Знак неравенства (Терентьева) - страница 54

Каждый раз, вспоминая о Яне и об их разрыве, Алене становилось грустно и больно. Подруга предала в неподходящий момент, если только бывает подходящий момент для предательства. Но она дралась за свое счастье, дралась неистово, отчаянно, и тут уж было не до подруг. Тем более Алена всегда невольно напоминала Яне, что, кроме борьбы, может быть и другой путь, может, не столь сладостный…

Алена так и стояла напротив алтаря. Большая, темная икона Христа Спасителя притягивала взгляд, требовательно и страшно. Алена не могла отвести глаз, хотя видела ее уже десятки раз. «Она как царственная особа. Ты никогда не можешь заговорить с ней первым. Жди, пока она заговорит с тобой». Так вот что имел в виду Шопенгауэр, когда говорил эти загадочные слова. Казалось бы — чего ждать, подходи к иконе и говори, проси. Да разговор-то ведь — это когда говорят двое, по крайней мере, один внимательно слушает, внимает…

Алене очень хотелось что-то сказать в ответ на то, что она, как ей показалось, услышала. Попросить… Но как это сказать? «Сделай так, чтобы мне не было страшно…» Это же не волшебник с белой бородой — махнул волшебной палочкой, и Алене больше не страшно… А может, именно так? Просто надо верить? Понять, в чем грешен, раскаяться, и все остальное будет легко и просто… Не будет никто скрестись в дверь по ночам… и идти за ней по лестнице, останавливаться, когда останавливается она, и быстро сбегать вниз…

Алена еле слышно проговорила, подойдя поближе к иконе:

— Господи, помоги мне, дай мне силы. Мне больно, Господи. Мне страшно, дай мне силы. — Ей показалось, что то ощущение от иконы, которое возникло у нее вначале, как будто она что-то чувствовала, слышала, не понимая слов, становится все меньше и слабее. — Если ты слышишь меня… — сказала она совсем тихо.

Из алтарной двери вышел отец Григорий. Заметив Алену, он, почти не замедляя шага, взглянул в ее лицо.

— Что-то загрустила ты, дочь моя, — негромко сказал он, проходя мимо. — Пришла бы на исповедь, покаялась…

— Я…

Как отказаться так, чтобы он не обиделся? Ведь на исповеди пришлось бы слишком многое рассказывать, втискивая это в рамки узаконенных грехов…

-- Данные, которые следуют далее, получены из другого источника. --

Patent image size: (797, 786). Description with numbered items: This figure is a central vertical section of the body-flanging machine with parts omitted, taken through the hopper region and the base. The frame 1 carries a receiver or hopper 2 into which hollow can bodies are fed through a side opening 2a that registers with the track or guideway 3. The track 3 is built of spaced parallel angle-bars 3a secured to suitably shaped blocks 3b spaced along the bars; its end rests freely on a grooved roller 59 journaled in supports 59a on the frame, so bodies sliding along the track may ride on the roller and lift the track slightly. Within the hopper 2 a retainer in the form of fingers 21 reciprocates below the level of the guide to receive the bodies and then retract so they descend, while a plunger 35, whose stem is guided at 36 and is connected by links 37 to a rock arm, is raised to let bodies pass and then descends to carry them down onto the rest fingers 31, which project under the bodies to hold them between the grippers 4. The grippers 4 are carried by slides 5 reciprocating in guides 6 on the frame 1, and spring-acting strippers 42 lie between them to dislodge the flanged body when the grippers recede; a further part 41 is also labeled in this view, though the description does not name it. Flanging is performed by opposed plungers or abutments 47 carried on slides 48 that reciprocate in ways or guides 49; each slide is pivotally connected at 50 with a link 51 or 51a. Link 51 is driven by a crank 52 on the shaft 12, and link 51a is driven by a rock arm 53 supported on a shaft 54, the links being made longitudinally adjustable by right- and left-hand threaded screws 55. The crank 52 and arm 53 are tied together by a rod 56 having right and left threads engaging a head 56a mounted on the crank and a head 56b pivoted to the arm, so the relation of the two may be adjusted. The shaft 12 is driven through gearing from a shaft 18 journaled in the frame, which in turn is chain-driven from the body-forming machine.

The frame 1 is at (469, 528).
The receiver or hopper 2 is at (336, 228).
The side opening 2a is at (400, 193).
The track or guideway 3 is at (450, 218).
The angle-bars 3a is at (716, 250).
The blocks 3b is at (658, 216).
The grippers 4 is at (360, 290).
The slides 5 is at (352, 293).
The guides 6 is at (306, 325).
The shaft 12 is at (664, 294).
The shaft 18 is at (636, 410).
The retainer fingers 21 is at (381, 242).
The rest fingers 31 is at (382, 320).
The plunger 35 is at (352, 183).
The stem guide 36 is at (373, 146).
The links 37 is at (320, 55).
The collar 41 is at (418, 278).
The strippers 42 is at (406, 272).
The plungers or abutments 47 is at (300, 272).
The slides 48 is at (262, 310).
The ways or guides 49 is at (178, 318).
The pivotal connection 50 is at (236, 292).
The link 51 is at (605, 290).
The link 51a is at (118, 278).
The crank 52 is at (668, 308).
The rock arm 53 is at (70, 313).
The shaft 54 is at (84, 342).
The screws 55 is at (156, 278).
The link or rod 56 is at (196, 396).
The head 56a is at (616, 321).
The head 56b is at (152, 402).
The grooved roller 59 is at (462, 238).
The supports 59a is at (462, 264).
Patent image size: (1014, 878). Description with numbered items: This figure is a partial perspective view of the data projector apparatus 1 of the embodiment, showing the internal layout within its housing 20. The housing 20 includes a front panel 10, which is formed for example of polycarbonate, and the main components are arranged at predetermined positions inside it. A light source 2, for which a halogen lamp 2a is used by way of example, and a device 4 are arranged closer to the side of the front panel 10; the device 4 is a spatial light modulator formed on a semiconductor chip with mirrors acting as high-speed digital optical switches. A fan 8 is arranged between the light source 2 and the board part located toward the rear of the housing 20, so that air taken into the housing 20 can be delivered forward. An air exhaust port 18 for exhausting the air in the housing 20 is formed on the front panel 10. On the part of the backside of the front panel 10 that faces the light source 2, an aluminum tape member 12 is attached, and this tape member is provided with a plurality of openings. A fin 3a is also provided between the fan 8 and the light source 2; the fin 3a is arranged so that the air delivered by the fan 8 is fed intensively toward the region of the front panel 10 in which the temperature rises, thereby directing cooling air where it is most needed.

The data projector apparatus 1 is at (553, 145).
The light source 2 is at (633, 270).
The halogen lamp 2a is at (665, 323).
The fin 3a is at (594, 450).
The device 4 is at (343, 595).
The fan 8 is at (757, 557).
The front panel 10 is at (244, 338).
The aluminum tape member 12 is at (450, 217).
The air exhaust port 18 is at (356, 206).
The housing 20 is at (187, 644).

Отец Григорий согласно качнул головой, хотя она так ничего и не сказала, и мягко предложил:

— Идем-ка в сад.

Они вышли в церковный двор. Здесь никого не было, кроме садовника, подрезавшего невысокие кусты. Клумбы уже были засажены невысокими крепенькими кустиками рассады. Во дворе было очень тихо. Раньше здесь было почти не слышно и не видно города, а теперь он постепенно стал наползать огромными новыми строениями на маленькую церковь Троицы, четыре века стоящую в селе Хорошеве на берегу Москвы-реки.